In JSON objects, the Owned property determines whether the parent is responsible for the destruction of the object. This property by default is True, meaning all contained instances are owned by their parent. This is why, usually, if you have a combination of various JSON objects, you free only the last parent.

Although not the fastest or the most standards-compliant on the market, JSON usability is important because other Delphi technologies, such as DataSnap, use it. Luckily, there are a lot of alternative JSON parsers for Delphi, if you find you have trouble with the standard one.

Other notable JSON parsers are the following:

  • SuperObject (https://github.com/hgourvest/superobject)
  • The one included in Delphi Web Script library can be found at https://bitbucket.org/egrange/dwscript/
  • A fast JSON parser from Andreas Hausladen can be found at https://github.com/ahausladen/JsonDataObjects

If your main concern is speed, then check out these alternative JSON parsers.

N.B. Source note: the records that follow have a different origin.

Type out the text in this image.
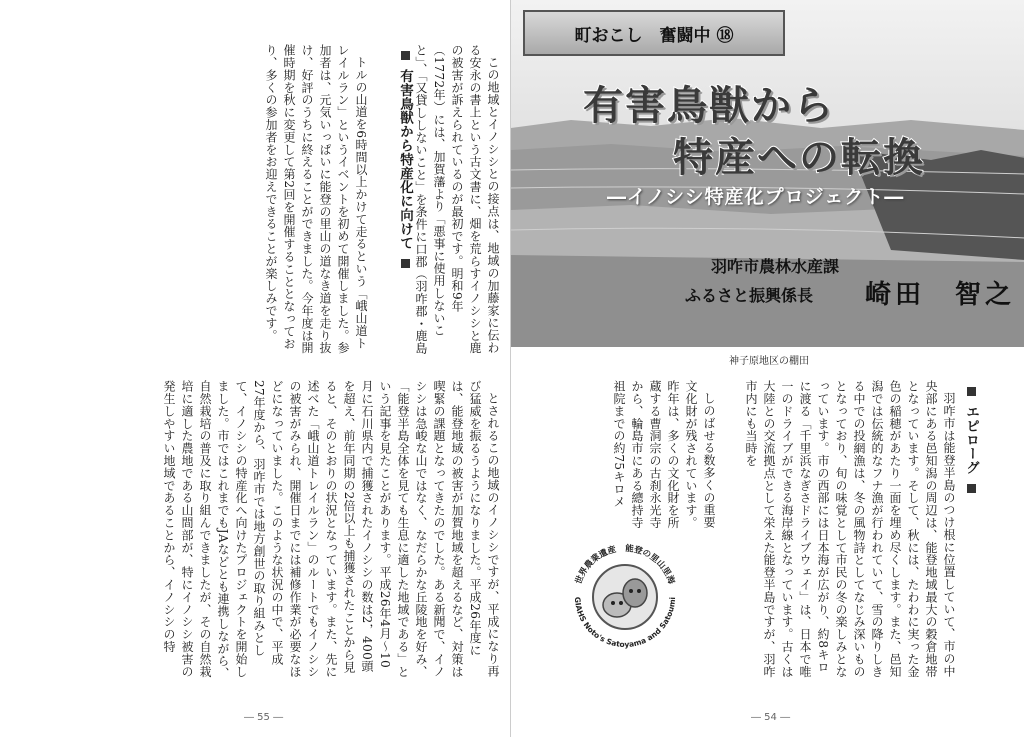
トルの山道を6時間以上かけて走るという「峨山道トレイルラン」というイベントを初めて開催しました。参加者は、元気いっぱいに能登の里山の道なき道を走り抜け、好評のうちに終えることができました。今年度は開催時期を秋に変更して第2回を開催することとなっており、多くの参加者をお迎えできることが楽しみです。	有害鳥獣から特産化に向けて

この地域とイノシシとの接点は、地域の加藤家に伝わる安永の書上という古文書に、畑を荒らすイノシシと鹿の被害が訴えられているのが最初です。明和9年（1772年）には、加賀藩より「悪事に使用しないこと」、「又貸ししないこと」を条件に口郡（羽咋郡・鹿島

とされるこの地域のイノシシですが、平成になり再び猛威を振るうようになりました。平成26年度には、能登地域の被害が加賀地域を超えるなど、対策は喫緊の課題となってきたのでした。ある新聞で、イノシシは急峻な山ではなく、なだらかな丘陵地を好み、「能登半島全体を見ても生息に適した地域である」という記事を見たことがあります。平成26年4月～10月に石川県内で捕獲されたイノシシの数は2，400頭を超え、前年同期の2倍以上も捕獲されたことから見ると、そのとおりの状況となっています。また、先に述べた「峨山道トレイルラン」のルートでもイノシシの被害がみられ、開催日までには補修作業が必要なほどになっていました。このような状況の中で、平成27年度から、羽咋市では地方創世の取り組みとして、イノシシの特産化へ向けたプロジェクトを開始しました。市ではこれまでもJAなどとも連携しながら、自然栽培の普及に取り組んできましたが、その自然栽培に適した農地である山間部が、特にイノシシ被害の発生しやすい地域であることから、イノシシの特

― 55 ―
町おこし　奮闘中 ⑱
有害鳥獣から
特産への転換
―イノシシ特産化プロジェクト―
羽咋市農林水産課
ふるさと振興係長 崎田　智之
神子原地区の棚田
エピローグ

羽咋市は能登半島のつけ根に位置していて、市の中央部にある邑知潟の周辺は、能登地域最大の穀倉地帯となっています。そして、秋には、たわわに実った金色の稲穂があたり一面を埋め尽くします。また、邑知潟では伝統的なフナ漁が行われていて、雪の降りしきる中での投網漁は、冬の風物詩としてなじみ深いものとなっており、旬の味覚として市民の冬の楽しみとなっています。市の西部には日本海が広がり、約8キロに渡る「千里浜なぎさドライブウェイ」は、日本で唯一のドライブができる海岸線となっています。古くは大陸との交流拠点として栄えた能登半島ですが、羽咋市内にも当時を

しのばせる数多くの重要文化財が残されています。昨年は、多くの文化財を所蔵する曹洞宗の古刹永光寺から、輪島市にある總持寺祖院までの約75キロメ

世界農業遺産　能登の里山里海
GIAHS Noto's Satoyama and Satoumi
― 54 ―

There are also a lot of serialization libraries that use JSON as a serialization format. In general, every parser has its own way to serialize an object to JSON. Find your favorite. Just as an example, in Chapter 5, The Thousand Faces of Multithreading, in the Using tasks to make your customer happy recipe, you will see an open source library containing a set of serialization helpers using the default Delphi JSON parser.

However, JSON is not the right tool for every interchange or data-representation job. XML has been creating other technologies that can help if you need to search, transform, and validate your data in a declarative way. In JSON land, there is no such level of standardization, apart from the format itself. However, over the years, there has been an effort to include at least the XML schema counterpart in JSON, and you can find more details at http://json-schema.org/.

One of the reasons JSON was chosen over XML (in transfer protocol scenarios) is that JSON results in less data for the same amount of information.